The present invention relates to a scroll compressor.
Generally, a scroll compressor includes a fixed scroll, which is fixed to a housing, and a movable scroll, which orbits with respect to the fixed scroll. The fixed scroll includes a fixed base plate and a fixed spiral wall projecting from the fixed base plate. The movable scroll includes a movable base plate and a movable spiral wall projecting from the movable base plate. The fixed spiral wall and the movable spiral wall are engaged with each other to define a compression chamber. The orbital movement of the movable scroll decreases the volume of the compression chamber and compresses refrigerant.
Japanese Laid-Open Patent Publication No. 2004-144045 describes an example of a scroll compressor that includes an elastic body arranged between the housing and the movable base plate of the movable scroll. A reactive force produced by a compression stroke produces a reactive force that acts on the movable scroll in the thrust direction. The elastic body counters the reactive force to enhance the sealing of the compression chamber.
Referring to FIG. 7, a scroll compressor 110 of the publication includes a housing 100, which accommodates a movable scroll 101 including a movable base plate 102. An elastic body 103 (sealing member) is arranged on the back surface of the movable base plate 102. The elastic body 103 is flat and annular and made of a metal material such as a carbon tool steel. In the housing 100, an opposing wall 105 is arranged at the side of the movable scroll 101 facing away from the fixed scroll 104. The opposing wall 105 faces toward the movable scroll 101. The back surface of the movable base plate 102 includes a contact portion 102a. The elastic body 103 is fixed in the housing 100 between the movable scroll 101 and the opposing wall 105 so that the elastic body 103 and the contact portion 102a are pressed against each other. The pressing between the elastic body 103 and the contact portion 102a is ensured at any orbital position of the movable scroll 101 relative to the fixed scroll 104.
In the housing 100, a back pressure chamber 107 (back pressure region) is defined at the inner side of the contact portion 102a.
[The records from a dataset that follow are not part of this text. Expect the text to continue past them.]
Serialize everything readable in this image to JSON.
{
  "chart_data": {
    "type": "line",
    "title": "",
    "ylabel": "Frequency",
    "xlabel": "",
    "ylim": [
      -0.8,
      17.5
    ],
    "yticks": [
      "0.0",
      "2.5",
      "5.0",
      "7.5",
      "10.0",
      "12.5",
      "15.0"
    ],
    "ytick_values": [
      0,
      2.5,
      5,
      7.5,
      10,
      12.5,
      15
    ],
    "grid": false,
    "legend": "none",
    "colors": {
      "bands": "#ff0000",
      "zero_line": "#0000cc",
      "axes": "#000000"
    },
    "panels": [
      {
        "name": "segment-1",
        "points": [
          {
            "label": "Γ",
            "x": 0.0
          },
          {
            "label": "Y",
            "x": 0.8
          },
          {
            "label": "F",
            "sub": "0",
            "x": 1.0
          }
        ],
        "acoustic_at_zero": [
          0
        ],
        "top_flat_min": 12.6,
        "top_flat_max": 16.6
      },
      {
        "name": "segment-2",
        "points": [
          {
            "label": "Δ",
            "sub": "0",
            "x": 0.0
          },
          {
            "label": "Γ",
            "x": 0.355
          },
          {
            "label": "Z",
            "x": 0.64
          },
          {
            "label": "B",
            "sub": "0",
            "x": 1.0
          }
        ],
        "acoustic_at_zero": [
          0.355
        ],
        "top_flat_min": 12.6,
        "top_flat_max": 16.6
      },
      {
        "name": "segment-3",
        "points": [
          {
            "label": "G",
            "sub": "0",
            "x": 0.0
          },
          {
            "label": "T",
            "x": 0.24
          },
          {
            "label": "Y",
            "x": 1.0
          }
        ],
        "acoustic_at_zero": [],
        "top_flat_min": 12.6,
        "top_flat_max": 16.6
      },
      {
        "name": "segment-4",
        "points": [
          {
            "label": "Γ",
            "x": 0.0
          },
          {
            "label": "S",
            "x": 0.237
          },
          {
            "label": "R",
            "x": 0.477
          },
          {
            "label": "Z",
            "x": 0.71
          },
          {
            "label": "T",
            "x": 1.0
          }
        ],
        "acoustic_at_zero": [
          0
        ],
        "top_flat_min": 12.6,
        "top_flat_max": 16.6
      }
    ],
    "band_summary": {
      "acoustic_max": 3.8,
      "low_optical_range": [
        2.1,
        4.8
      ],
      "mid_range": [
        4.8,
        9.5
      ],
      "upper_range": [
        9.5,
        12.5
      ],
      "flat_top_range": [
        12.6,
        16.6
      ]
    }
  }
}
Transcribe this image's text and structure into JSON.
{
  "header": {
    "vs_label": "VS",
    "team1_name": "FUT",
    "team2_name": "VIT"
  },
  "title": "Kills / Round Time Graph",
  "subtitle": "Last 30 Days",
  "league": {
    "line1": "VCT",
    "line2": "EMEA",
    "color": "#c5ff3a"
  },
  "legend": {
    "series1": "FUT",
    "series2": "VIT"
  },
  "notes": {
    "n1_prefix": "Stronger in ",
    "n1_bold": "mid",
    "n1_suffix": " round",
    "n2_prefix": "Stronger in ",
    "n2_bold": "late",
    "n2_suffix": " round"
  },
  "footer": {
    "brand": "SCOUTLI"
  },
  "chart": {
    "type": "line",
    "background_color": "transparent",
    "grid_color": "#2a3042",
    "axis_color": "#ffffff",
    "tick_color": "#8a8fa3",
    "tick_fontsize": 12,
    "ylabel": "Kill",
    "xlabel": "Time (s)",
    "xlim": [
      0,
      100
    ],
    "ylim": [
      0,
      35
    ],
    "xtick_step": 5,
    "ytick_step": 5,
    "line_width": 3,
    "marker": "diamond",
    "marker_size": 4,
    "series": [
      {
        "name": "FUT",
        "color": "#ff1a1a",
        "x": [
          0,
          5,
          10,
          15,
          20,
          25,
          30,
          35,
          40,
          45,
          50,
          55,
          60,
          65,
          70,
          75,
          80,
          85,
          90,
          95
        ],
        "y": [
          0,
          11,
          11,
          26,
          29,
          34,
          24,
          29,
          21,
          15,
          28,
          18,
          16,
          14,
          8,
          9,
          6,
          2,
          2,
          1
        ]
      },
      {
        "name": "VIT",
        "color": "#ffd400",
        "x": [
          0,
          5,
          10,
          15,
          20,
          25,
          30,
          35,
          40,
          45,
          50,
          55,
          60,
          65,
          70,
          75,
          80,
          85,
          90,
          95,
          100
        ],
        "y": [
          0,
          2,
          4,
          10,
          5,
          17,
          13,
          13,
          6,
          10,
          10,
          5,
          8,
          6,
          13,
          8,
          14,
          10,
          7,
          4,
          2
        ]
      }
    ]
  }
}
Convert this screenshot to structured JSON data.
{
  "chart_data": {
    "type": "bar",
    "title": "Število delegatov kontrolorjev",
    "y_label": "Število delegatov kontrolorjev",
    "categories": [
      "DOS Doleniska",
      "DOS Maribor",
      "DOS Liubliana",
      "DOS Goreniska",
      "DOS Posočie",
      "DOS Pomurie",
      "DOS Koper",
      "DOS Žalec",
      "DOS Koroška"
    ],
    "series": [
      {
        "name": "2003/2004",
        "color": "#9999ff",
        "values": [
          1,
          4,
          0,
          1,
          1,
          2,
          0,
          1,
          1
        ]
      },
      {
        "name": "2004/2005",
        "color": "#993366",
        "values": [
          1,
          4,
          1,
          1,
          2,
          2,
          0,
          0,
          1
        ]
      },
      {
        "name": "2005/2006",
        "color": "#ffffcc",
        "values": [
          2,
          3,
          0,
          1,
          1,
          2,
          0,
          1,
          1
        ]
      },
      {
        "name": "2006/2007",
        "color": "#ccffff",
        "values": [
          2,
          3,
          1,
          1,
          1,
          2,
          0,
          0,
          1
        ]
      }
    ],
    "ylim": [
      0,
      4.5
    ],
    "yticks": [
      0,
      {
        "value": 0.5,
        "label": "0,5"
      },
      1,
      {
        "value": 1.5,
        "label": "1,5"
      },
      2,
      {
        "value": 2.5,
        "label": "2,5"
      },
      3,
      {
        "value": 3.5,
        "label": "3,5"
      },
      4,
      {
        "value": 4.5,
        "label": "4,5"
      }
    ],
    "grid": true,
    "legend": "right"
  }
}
The pressing between the elastic body 103 and the contact portion 102a seals the back pressure chamber 107 from the region at the outer side of the contact portion 102a in the housing 100. The supply of refrigerant to the back pressure chamber 107 generates pressure (back pressure) acting to urge the movable scroll 101 toward the fixed scroll 104. This enhances the sealing of the compression chamber 108.
In addition, the opposing wall 105 includes a recess 105a that allows for elastic deformation of the elastic body 103. The pressing between the elastic body 103 and the contact portion 102a elastically deforms the elastic body 103 toward the opposing wall 105. The deformed elastic body 103 produces a resilient force that acts to restore the original shape of the elastic body 103. This urges the movable scroll 101 toward the fixed scroll 104. Thus, the movable scroll 101 is urged toward the fixed scroll 104 even when the back pressure in the back pressure chamber 107 is insufficient such as when the scroll compressor 110 starts to operate. This enhances the sealing of the compression chamber 108.
However, the elastic body 103 of the scroll compressor 110 is made of metal. Thus, the pressing between the elastic body 103 and the contact portion 102a may not be able to sufficiently seal the back pressure chamber 107 from the region at the outer side of the contact portion 102a in the housing 100. This may result in the leakage of refrigerant from the back pressure chamber 107 to the region at the outer side of the contact portion 102a in the housing 100.
During a normal operation of the scroll compressor 110, the movable scroll 101 is urged toward the fixed scroll 104 by the urging force produced by the elastic deformation of the elastic body 103, as well as the urging force produced by the back pressure in the back pressure chamber 107. When the urging force of the back pressure in the back pressure chamber 107 sufficiently urges the movable scroll 101 toward the fixed scroll 104 and enhances the sealing of the compression chamber 108, the urging force produced by the elastic deformation of the elastic body 103 would result in excessive pressing of the movable scroll 101 against the fixed scroll 104. This increases the sliding resistance between the movable scroll 101 and the fixed scroll 104 when the movable scroll 101 orbits. The sliding resistance causes mechanical loss during normal operation of the scroll compressor 110.